Künstlerische Stadtraumaufwertung als pädagogische Politik
Die künstlerische Bewirtschaftung des Ideenhaushalts Halle-Neustadts
Halle-Neustadt war (und ist) in einem doppelten Sinne eine Kunststadt: künstlich (als Planstadt) und künstlerisch (als einschlägig gestalteter Ort). Mit fast 150 Werken im Freien wurde Halle-Neustadt zur größten Freiluftgalerie der DDR. Als visuell zu erschließende Narration lässt sich diese Gesamtheit daraufhin lesen, was ihr zu entnehmen ist über die politischen Strategien, mit denen der städtische Ideenhaushalt repräsentiert und illustriert werden sollte.1. Kunststadt
Halle-Neustadt war eine Kunststadt – in einem doppelten Sinne: künstlich als Planstadt und künstlerisch als einschlägig gestalteter Ort.
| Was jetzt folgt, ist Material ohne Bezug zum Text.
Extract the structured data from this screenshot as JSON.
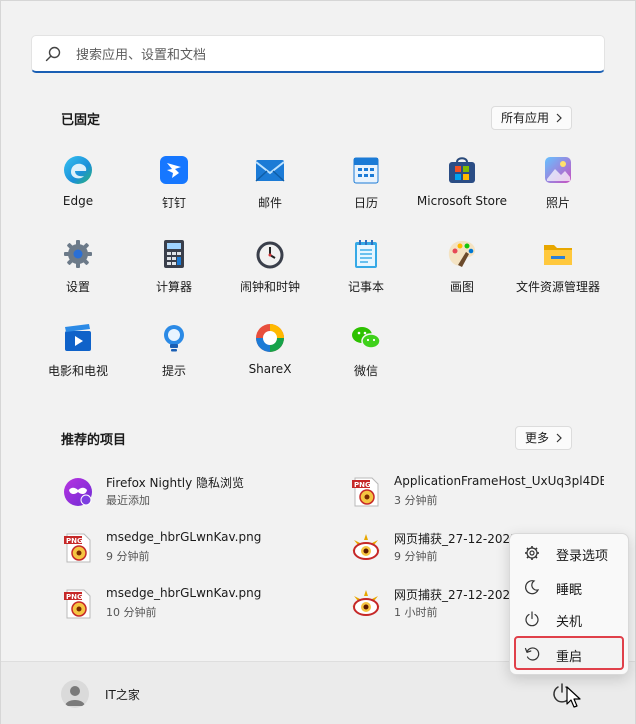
{
  "search": {
    "placeholder": "搜索应用、设置和文档"
  },
  "pinned": {
    "title": "已固定",
    "all_apps_label": "所有应用",
    "apps": [
      {
        "label": "Edge",
        "icon": "edge-icon"
      },
      {
        "label": "钉钉",
        "icon": "dingtalk-icon"
      },
      {
        "label": "邮件",
        "icon": "mail-icon"
      },
      {
        "label": "日历",
        "icon": "calendar-icon"
      },
      {
        "label": "Microsoft Store",
        "icon": "store-icon"
      },
      {
        "label": "照片",
        "icon": "photos-icon"
      },
      {
        "label": "设置",
        "icon": "gear-icon"
      },
      {
        "label": "计算器",
        "icon": "calculator-icon"
      },
      {
        "label": "闹钟和时钟",
        "icon": "clock-icon"
      },
      {
        "label": "记事本",
        "icon": "notepad-icon"
      },
      {
        "label": "画图",
        "icon": "paint-icon"
      },
      {
        "label": "文件资源管理器",
        "icon": "folder-icon"
      },
      {
        "label": "电影和电视",
        "icon": "movies-icon"
      },
      {
        "label": "提示",
        "icon": "tips-icon"
      },
      {
        "label": "ShareX",
        "icon": "sharex-icon"
      },
      {
        "label": "微信",
        "icon": "wechat-icon"
      }
    ]
  },
  "recommended": {
    "title": "推荐的项目",
    "more_label": "更多",
    "items": [
      {
        "name": "Firefox Nightly 隐私浏览",
        "time": "最近添加",
        "icon": "firefox-private-icon"
      },
      {
        "name": "ApplicationFrameHost_UxUq3pl4DE...",
        "time": "3 分钟前",
        "icon": "png-file-icon"
      },
      {
        "name": "msedge_hbrGLwnKav.png",
        "time": "9 分钟前",
        "icon": "png-file-icon"
      },
      {
        "name": "网页捕获_27-12-2022...",
        "time": "9 分钟前",
        "icon": "image-viewer-icon"
      },
      {
        "name": "msedge_hbrGLwnKav.png",
        "time": "10 分钟前",
        "icon": "png-file-icon"
      },
      {
        "name": "网页捕获_27-12-2022...",
        "time": "1 小时前",
        "icon": "image-viewer-icon"
      }
    ]
  },
  "user": {
    "name": "IT之家"
  },
  "power_menu": {
    "items": [
      {
        "label": "登录选项",
        "icon": "gear-icon"
      },
      {
        "label": "睡眠",
        "icon": "moon-icon"
      },
      {
        "label": "关机",
        "icon": "power-icon"
      },
      {
        "label": "重启",
        "icon": "restart-icon"
      }
    ],
    "highlight_color": "#e0404a"
  },
  "colors": {
    "accent": "#1a5fb4"
  }
}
Die Planstädte stellten in der DDR eine spezifische Ausprägung sozialen Lebens unter realsozialistischen Steuerungsansprüchen dar. Der Zusammenhang von Herrschafts- und Alltagsgeschichte wird dort besonders greifbar und begreifbar: Nirgends sonst suchte der planerische und steuernde Zugriff so intensiv, öffentliches und privates Leben auf dem Wege der Synchronisation zu integrieren. Diejenige DDR-Planstadt, welche dies prototypisch repräsentierte, war Halle-Neustadt.Die politisch angesonnenen Verhaltenserwartungen fanden sich mit symbolischen Identifikationsangeboten verbunden. Dessen augenfälligstes war die planmäßige Bekunstung der Stadt. Mit dieser Ausstattung des öffentlichen Raumes wurde Halle-Neustadt in einer zweiten Hinsicht zur Kunststadt, nämlich zur größten Freiluftgalerie des Landes. Fast 150 Werke im Freien, zuzüglich etwa 30 im Innern öffentlicher Gebäude, insgesamt 184 Werke der bildenden und der angewandten Kunst – seit 1990 ergänzt um weitere 14 – sichern diesen Status.[1]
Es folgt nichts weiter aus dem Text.